Des prévisions concurrentes qui convergent toutes vers un excès d’offre
Plusieurs prévisionnistes internationaux ont quantifié le défi de l’offre. L’International Sugar Organization (ISO) a projeté un excédent de 1,625 million MT pour 2025-26, un retournement spectaculaire par rapport au déficit de 2,916 millions MT en 2024-25. L’ISO a attribué ce revirement à une hausse de la production en Inde, en Thaïlande et au Pakistan, prévoyant une progression de 3,2 % en glissement annuel de la production mondiale, à 181,8 millions MT.
Encore plus pessimiste, la maison de négoce Czarnikow a relevé son estimation d’excédent mondial 2025/26 à 8,7 MMT, contre 7,5 MMT projetés seulement quelques mois plus tôt. La prévision de décembre de l’USDA n’a pas été plus encourageante : elle a projeté que la production mondiale 2025/26 augmenterait de 4,6 % pour atteindre un record de 189,318 MMT — bien au-dessus de la hausse de 1,4 % de la consommation humaine, à 177,921 MMT. L’écart qui s’élargit entre la production et la consommation de la demande explique pourquoi le sucre à Londres et d’autres marchés à terme restent sous pression.
Un bref répit possible, mais pas tout de suite
Un point positif, modestement, existe à l’horizon. Le cabinet-conseil Safras & Mercado a estimé que la production de sucre brésilienne diminuerait de 3,91 % en 2026/27 pour s’établir à 41,8 MMT, contre 43,5 MMT attendus en 2025/26. La société a également prévu une baisse de 11 % en glissement annuel des exportations brésiliennes de sucre, à 30 MMT. Toutefois, ce répit reste à 18 mois, n’apportant qu’un faible réconfort aux acteurs actuels du marché confrontés à l’abondance d’aujourd’hui.

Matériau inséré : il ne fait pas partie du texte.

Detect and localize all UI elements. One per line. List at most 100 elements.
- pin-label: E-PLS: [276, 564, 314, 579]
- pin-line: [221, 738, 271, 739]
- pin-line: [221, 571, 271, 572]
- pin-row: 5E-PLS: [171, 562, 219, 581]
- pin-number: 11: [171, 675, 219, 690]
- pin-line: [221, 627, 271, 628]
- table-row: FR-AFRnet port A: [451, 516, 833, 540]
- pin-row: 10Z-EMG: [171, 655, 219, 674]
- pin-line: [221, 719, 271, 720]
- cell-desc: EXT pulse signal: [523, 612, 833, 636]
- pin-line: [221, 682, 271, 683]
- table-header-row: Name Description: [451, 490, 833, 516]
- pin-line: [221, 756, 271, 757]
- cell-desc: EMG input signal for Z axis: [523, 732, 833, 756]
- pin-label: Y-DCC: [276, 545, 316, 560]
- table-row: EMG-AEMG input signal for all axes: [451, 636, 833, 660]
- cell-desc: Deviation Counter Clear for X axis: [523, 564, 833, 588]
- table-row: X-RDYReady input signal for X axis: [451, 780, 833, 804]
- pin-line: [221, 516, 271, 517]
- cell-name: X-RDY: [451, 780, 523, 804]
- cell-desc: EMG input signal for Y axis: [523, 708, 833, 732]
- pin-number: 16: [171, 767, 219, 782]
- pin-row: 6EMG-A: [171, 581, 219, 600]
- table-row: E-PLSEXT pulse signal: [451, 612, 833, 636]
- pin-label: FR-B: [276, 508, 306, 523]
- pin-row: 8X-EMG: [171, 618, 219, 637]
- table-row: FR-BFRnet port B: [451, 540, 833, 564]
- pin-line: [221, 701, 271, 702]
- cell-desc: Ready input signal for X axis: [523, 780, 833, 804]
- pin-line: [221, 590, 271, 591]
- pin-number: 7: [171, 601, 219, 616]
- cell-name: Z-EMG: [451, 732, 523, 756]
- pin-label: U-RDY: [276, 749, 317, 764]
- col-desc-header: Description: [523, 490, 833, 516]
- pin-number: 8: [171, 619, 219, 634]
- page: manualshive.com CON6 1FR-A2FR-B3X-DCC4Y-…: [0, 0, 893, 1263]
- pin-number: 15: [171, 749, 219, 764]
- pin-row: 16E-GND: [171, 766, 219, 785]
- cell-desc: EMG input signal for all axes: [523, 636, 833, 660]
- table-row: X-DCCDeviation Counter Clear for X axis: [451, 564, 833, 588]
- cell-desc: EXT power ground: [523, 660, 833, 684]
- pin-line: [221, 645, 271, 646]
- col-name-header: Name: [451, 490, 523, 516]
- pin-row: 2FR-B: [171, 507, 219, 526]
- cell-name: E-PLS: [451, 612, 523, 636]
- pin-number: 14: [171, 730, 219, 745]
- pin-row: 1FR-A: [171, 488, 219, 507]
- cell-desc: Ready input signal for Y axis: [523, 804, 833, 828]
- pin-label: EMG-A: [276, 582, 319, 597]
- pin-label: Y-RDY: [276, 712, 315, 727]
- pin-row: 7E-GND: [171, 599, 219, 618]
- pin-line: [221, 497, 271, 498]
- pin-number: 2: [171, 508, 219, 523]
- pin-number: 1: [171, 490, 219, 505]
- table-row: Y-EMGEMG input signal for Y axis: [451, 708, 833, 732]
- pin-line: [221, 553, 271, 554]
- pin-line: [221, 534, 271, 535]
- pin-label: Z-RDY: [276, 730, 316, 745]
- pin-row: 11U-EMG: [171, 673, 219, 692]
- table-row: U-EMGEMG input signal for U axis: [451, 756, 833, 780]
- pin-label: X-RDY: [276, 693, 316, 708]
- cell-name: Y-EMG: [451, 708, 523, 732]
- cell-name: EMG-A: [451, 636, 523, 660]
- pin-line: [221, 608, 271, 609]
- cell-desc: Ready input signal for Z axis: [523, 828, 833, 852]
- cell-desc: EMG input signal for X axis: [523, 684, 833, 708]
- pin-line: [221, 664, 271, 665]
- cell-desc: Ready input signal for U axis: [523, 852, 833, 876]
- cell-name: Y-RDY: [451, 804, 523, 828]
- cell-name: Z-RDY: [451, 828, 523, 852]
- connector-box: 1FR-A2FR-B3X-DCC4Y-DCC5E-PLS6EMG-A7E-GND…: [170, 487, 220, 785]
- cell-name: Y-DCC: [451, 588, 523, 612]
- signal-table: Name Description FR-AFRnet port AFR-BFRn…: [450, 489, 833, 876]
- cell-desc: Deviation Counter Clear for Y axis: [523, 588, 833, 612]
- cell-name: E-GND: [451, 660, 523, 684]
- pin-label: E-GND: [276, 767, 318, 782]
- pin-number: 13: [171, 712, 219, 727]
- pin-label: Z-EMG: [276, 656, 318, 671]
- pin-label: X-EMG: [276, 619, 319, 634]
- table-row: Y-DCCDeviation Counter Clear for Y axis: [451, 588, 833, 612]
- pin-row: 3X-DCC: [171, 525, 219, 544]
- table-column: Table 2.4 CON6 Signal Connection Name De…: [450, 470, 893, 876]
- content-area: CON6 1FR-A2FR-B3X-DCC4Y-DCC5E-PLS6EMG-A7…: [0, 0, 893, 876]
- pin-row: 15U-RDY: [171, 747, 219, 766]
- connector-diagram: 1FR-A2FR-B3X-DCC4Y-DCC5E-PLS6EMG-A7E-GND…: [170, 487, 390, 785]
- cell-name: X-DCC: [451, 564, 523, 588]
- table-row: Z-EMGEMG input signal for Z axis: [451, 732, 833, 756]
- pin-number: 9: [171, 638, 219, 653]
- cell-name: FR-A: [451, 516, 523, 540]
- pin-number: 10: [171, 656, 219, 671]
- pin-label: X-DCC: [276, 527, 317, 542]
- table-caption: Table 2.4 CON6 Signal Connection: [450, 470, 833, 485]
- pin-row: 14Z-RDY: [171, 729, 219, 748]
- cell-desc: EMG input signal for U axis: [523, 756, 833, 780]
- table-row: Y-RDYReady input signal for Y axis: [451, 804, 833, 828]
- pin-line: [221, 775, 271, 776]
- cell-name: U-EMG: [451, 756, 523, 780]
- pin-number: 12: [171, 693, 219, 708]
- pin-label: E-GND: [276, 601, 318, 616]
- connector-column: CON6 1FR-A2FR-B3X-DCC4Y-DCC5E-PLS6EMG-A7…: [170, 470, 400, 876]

Covrig Analytics a proposé une perspective plus nuancée, en relevant son estimation d’excédent 2025/26 à 4,7 MMT, mais en prévoyant que l’excédent 2026/27 se modérerait à 1,4 MMT, les prix faibles dissuadant les futures plantations. Cette dynamique illustre la façon dont les marchés des matières premières se corrigent d’eux-mêmes, même si le processus d’ajustement peut être prolongé et douloureux pour les producteurs.
Le résultat final pour le négoce du sucre
Le marché du sucre fait face à un vent contraire classique du côté de l’offre : les incitations à produire créées par des prix historiquement élevés se sont matérialisées sous forme d’un excès d’offre au moment même où ces prix se normalisent. La faiblesse persistante du sucre à Londres par rapport à New York reflète l’intensité des pressions exercées par l’offre en Europe et en Asie. L’analyse matières premières de Barchart suggère que les traders devraient s’attendre à une évolution des prix latérale à la baisse, jusqu’à ce que les intentions de production s’ajustent pour tenir compte de l’économie actuelle. L’excédent d’offre mondial s’érodera progressivement, mais pas avant d’avoir mis à l’épreuve la patience — et les positions — des acteurs du marché qui parient sur un redressement rapide.